My mind goes to the warmest places when I think of him. His warmth. His kindness. How he treats me as if I’m a person, not some sort of thing. He brings the humanity out in me; something that I’ve long buried under layers of scar tissue. He is the sun, warming my skin, melting the ice that flows in my veins. I want to bask in that light, feeling small buds of hopefulness taking route in me. Is this the start of something new? Or is this the start to one of the greatest lessons I’d ever learn? I don’t think that I’ve ever loved someone in this way before. Hot, passionate and all-consuming love that drives you to the brink of madness? Yes. A dull aching, pining love? Yes.For the first time in decades that I don’t feel the monsters. The ghosts hiding in the shadows. The demons clawing at the walls. Everything is silence. I feel a calm that I’ve only dreamt of. Our likenesses bind us, making me feel less alone. Making me feel more apart of something. I’ve never been welcomed into someone’s life like this before. I want to sing of my joy from the tops of the trees without the fear of falling. Falling like a star in the autumn night sky, you bring a beauty out in me. No longer does the devil control me, painting the walls of my soul hideous tones of black and blue, bringing out the worst in me. And now all I can do is picture a future with you, for whatever time we have I want you to put your hand in mine.
....
And I don’t want to think about the worst possibilities when I think of him. I just want, for once to be swept away. Where I can be treated like the prince, no I’m reaching too far here, like the human, yes that’s better, that I always wanted to be seen as. I want to be loved for me, not disillusioned paintings of me. Despite my fear of it, I want you to see mine through my eyes. See the things that I like about myself. See the things that I hate about myself. I want you to see the happiness, the soulfulness, the depressiveness and the rage dominated parts of me. I want you to see every inch, every aspect. I don’t want to shy away, hiding in memory boxes waiting for my perfect one. For so long I invested my love in the wrong men and women, never realising the truth until it was far too late; it left me bruised and belittled for quite some time before each punishing move was made.

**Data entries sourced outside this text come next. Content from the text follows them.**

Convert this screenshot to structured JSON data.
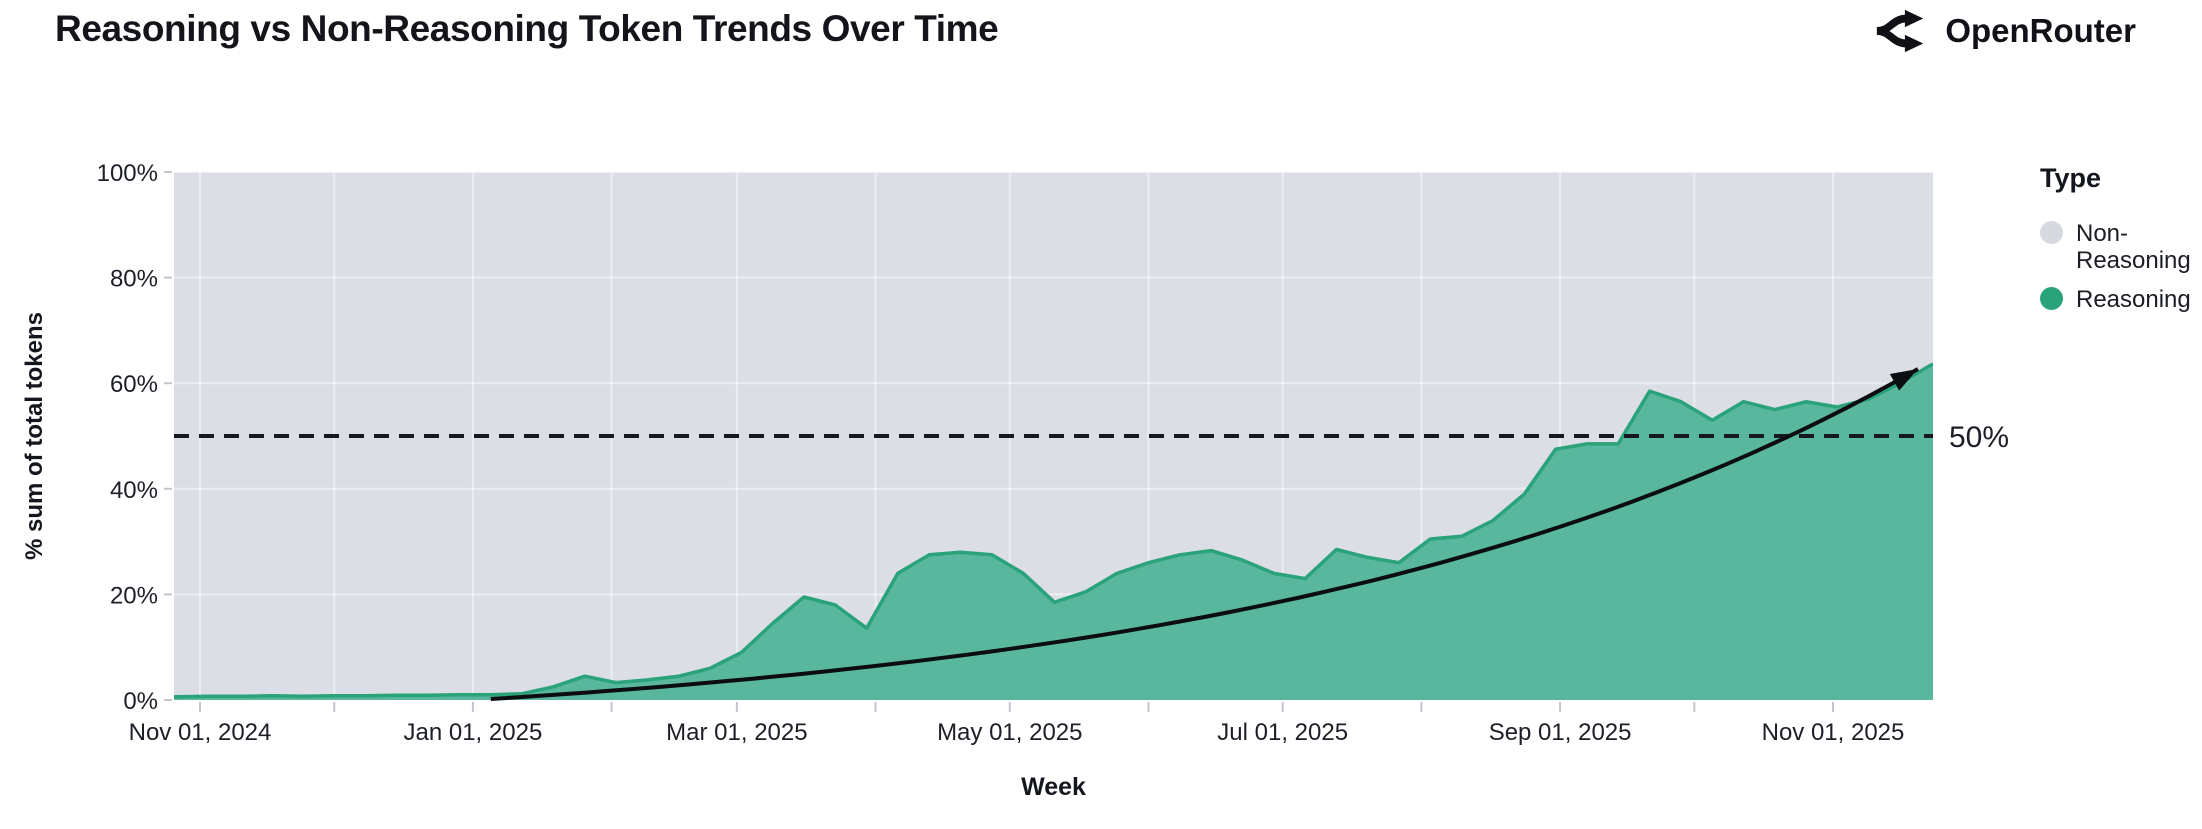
{
  "header": {
    "title": "Reasoning vs Non-Reasoning Token Trends Over Time",
    "brand": "OpenRouter"
  },
  "legend": {
    "title": "Type",
    "items": [
      {
        "label": "Non-Reasoning",
        "color": "#d6d9e0"
      },
      {
        "label": "Reasoning",
        "color": "#2aa27a"
      }
    ]
  },
  "reference_label": "50%",
  "colors": {
    "plot_background": "#dbdee5",
    "reasoning_fill": "#58b79d",
    "reasoning_line": "#2aa27a",
    "non_reasoning": "#d6d9e0",
    "ink": "#14171d",
    "grid": "rgba(255,255,255,0.45)",
    "tick": "#c3c6cd",
    "label": "#1c1f27"
  },
  "chart_data": {
    "type": "area",
    "stacked_to_100_percent": true,
    "title": "Reasoning vs Non-Reasoning Token Trends Over Time",
    "xlabel": "Week",
    "ylabel": "% sum of total tokens",
    "ylim": [
      0,
      100
    ],
    "y_ticks_pct": [
      0,
      20,
      40,
      60,
      80,
      100
    ],
    "y_tick_labels": [
      "0%",
      "20%",
      "40%",
      "60%",
      "80%",
      "100%"
    ],
    "x_ticks": [
      {
        "date": "2024-11-01",
        "label": "Nov 01, 2024"
      },
      {
        "date": "2025-01-01",
        "label": "Jan 01, 2025"
      },
      {
        "date": "2025-03-01",
        "label": "Mar 01, 2025"
      },
      {
        "date": "2025-05-01",
        "label": "May 01, 2025"
      },
      {
        "date": "2025-07-01",
        "label": "Jul 01, 2025"
      },
      {
        "date": "2025-09-01",
        "label": "Sep 01, 2025"
      },
      {
        "date": "2025-11-01",
        "label": "Nov 01, 2025"
      }
    ],
    "x_minor_tick_dates": [
      "2024-11-01",
      "2024-12-01",
      "2025-01-01",
      "2025-02-01",
      "2025-03-01",
      "2025-04-01",
      "2025-05-01",
      "2025-06-01",
      "2025-07-01",
      "2025-08-01",
      "2025-09-01",
      "2025-10-01",
      "2025-11-01"
    ],
    "legend_position": "right",
    "grid": true,
    "series_names": [
      "Non-Reasoning",
      "Reasoning"
    ],
    "weeks": [
      "2024-10-27",
      "2024-11-03",
      "2024-11-10",
      "2024-11-17",
      "2024-11-24",
      "2024-12-01",
      "2024-12-08",
      "2024-12-15",
      "2024-12-22",
      "2024-12-29",
      "2025-01-05",
      "2025-01-12",
      "2025-01-19",
      "2025-01-26",
      "2025-02-02",
      "2025-02-09",
      "2025-02-16",
      "2025-02-23",
      "2025-03-02",
      "2025-03-09",
      "2025-03-16",
      "2025-03-23",
      "2025-03-30",
      "2025-04-06",
      "2025-04-13",
      "2025-04-20",
      "2025-04-27",
      "2025-05-04",
      "2025-05-11",
      "2025-05-18",
      "2025-05-25",
      "2025-06-01",
      "2025-06-08",
      "2025-06-15",
      "2025-06-22",
      "2025-06-29",
      "2025-07-06",
      "2025-07-13",
      "2025-07-20",
      "2025-07-27",
      "2025-08-03",
      "2025-08-10",
      "2025-08-17",
      "2025-08-24",
      "2025-08-31",
      "2025-09-07",
      "2025-09-14",
      "2025-09-21",
      "2025-09-28",
      "2025-10-05",
      "2025-10-12",
      "2025-10-19",
      "2025-10-26",
      "2025-11-02",
      "2025-11-09",
      "2025-11-16",
      "2025-11-23"
    ],
    "reasoning_pct": [
      0.6,
      0.7,
      0.7,
      0.8,
      0.7,
      0.8,
      0.8,
      0.9,
      0.9,
      1.0,
      1.0,
      1.2,
      2.5,
      4.5,
      3.3,
      3.8,
      4.5,
      6.0,
      9.0,
      14.5,
      19.5,
      18.0,
      13.6,
      24.0,
      27.5,
      28.0,
      27.5,
      24.0,
      18.5,
      20.5,
      24.0,
      26.0,
      27.5,
      28.3,
      26.5,
      24.0,
      23.0,
      28.5,
      27.0,
      26.0,
      30.5,
      31.0,
      34.0,
      39.0,
      47.5,
      48.5,
      48.5,
      58.5,
      56.5,
      53.0,
      56.5,
      55.0,
      56.5,
      55.5,
      57.0,
      60.0,
      63.5
    ],
    "non_reasoning_note": "Non-Reasoning share = 100% minus Reasoning share (stacked to 100%)",
    "reference_line": {
      "value_pct": 50,
      "label": "50%",
      "style": "dashed"
    },
    "trend_arrow": {
      "shape": "exponential",
      "start_date": "2025-01-05",
      "end_date": "2025-11-20",
      "start_pct": 0,
      "end_pct": 62.5
    }
  }
}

And I don’t understand why I did it at all.
I fell for women with soulless eyes, the total opposite of everything I wanted in a woman. Thin, shy, unintellectual. They were beautiful for their darkness, their pale skin that contrasted their pale skin, but really, what were they all to me? I loved them for their personalities, their sarcasm and for the pale blue tones of her eyes, and the dark hazel from the others. Their dyed black hair and psychotic depression were the two things they had in common. That and they loved lying to me. I’m not sure if one ever loved me at all, and I’m sure one did, but she allowed her self-loathing to tarnish what we had. In the end, there wasn’t room for me in either of their hearts. And then I fell for them. Dreaming of fairy tales once again, chasing ideas of love that were neither realistic or true. I was blinded by my lust, by my adoration for those before my eyes to see what was hiding beneath the surface. I ached to be loved in the way I loved these men, never realising they were only out for theirs. Through the ups and downs, I explained away anything that would shatter my fantasy. I needed to believed that I was loved, that everything as okay. They were polar opposites in many ways. One was flamboyant and loud, the other chubby and quite. I never quite knew what I was to either of them.